Fontaine de Fer, ou fontaine Saint-Firmin
Au cœur de Bourges, la Fontaine de Fer conjugue eaux ferrugineuses réputées depuis le Moyen Âge et architecture civile classique. Un monument inscrit qui distille encore l'âme des cures populaires du Grand Siècle.
History
Nichée dans un quartier discret de Bourges, la Fontaine de Fer — également connue sous le nom de fontaine Saint-Firmin — est l'un de ces monuments humbles dont l'histoire dépasse largement l'apparence. Là où d'autres cités s'enorgueillissent de cathédrales ou de palais, Bourges possède ici un témoin rare de la médecine populaire et du rapport que les Français du XVIIe siècle entretenaient avec les eaux thérapeutiques. Ce qui rend ce lieu véritablement singulier, c'est la continuité de sa fréquentation : la source coule depuis au moins le XIIIe siècle, ses eaux chargées en fer ayant attiré des générations de visiteurs convaincus de leurs vertus tonifiantes. Longtemps marginale, la fontaine connut une véritable métamorphose au XVIe siècle lorsqu'elle fut aménagée en fontaine médicale, prenant alors le nom de son saint patron, Firmin, comme pour conférer à l'eau une double bénédiction : céleste et minérale.

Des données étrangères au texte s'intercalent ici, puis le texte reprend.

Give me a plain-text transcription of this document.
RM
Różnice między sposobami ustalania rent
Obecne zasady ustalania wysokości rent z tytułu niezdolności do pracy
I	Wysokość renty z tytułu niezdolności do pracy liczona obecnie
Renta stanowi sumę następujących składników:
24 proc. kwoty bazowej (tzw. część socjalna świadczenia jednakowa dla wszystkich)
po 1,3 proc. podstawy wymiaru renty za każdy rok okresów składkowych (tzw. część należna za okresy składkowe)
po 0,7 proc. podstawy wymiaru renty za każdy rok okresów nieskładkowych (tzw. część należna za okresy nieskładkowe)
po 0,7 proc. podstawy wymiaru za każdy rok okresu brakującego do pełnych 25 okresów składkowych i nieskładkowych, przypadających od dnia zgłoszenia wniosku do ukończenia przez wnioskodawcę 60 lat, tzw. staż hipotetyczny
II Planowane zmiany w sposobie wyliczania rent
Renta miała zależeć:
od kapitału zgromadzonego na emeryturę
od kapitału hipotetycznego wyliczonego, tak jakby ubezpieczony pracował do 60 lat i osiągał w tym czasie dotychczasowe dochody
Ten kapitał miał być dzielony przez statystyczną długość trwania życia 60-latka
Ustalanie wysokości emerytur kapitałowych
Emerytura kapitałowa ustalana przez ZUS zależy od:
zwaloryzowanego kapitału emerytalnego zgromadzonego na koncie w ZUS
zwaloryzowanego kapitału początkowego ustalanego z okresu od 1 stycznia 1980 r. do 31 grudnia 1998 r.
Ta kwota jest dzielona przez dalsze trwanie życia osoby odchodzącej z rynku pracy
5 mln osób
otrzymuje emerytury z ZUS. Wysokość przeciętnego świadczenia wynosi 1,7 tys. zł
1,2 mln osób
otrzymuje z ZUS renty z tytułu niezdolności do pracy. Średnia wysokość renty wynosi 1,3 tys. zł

L'expérience de visite aujourd'hui se teinte d'une atmosphère particulière, mi-bucolique, mi-archéologique. La promenade qui conduisait jadis à la fontaine, bordée d'arbres et de charmilles plantés dès le XVIIe siècle, conserve quelque chose de son caractère de lieu de promenade sociale. On imagine volontiers les Berruyers du Grand Siècle s'y retrouvant, verre à la main, persuadés de soigner leurs maux par la vertu de cette eau couleur rouille. Le cadre demeure verdoyant et reposant, à l'écart de l'agitation touristique que génère la cathédrale Saint-Étienne toute proche. Les amateurs de patrimoine peu couru, de petite histoire et d'architecture civile modeste trouveront ici une escale authentique, loin des reconstitutions spectaculaires. C'est précisément cette sobriété qui confère à la Fontaine de Fer son charme durable.
Architecture
La Fontaine de Fer présente une architecture civile sobre, caractéristique des ouvrages hydrauliques publics édifiés entre le XVe et le XVIIe siècle en province française. L'ensemble repose sur un dispositif de captage en pierre calcaire locale, matériau dominant de la construction berruyrère, qui encadre et canalise l'émergence de la source ferrugineuse. Le traitement architectural, sans ostentation, privilégie la fonctionnalité tout en intégrant quelques éléments décoratifs discrets témoignant de l'influence de la Renaissance puis du classicisme. Les interventions successives des XVIe et XVIIe siècles ont stratifié les formes : on perçoit dans la maçonnerie les différentes phases de construction, depuis les bases médiévales jusqu'aux reprises et renforcements du Grand Siècle. La grille de fer et ses deux piliers, érigés en 1759 et aujourd'hui disparus, constituaient l'élément le plus représentatif du XVIIIe siècle sur le site, associant ferronnerie d'art et maçonnerie classique pour marquer symboliquement l'entrée d'un espace dédié à la cure. L'eau ferrugineuse elle-même a laissé des traces visibles sur la pierre : les dépôts ocres et rouille qui colorent les parois de la fontaine forment une patine naturelle d'une grande expressivité, rappelant à chaque visiteur la spécificité minérale du lieu. L'ensemble s'inscrit dans un cadre végétal hérité des plantations du XVIIe siècle, dont la promenade d'accès boisée constitue le prolongement paysager indissociable du monument.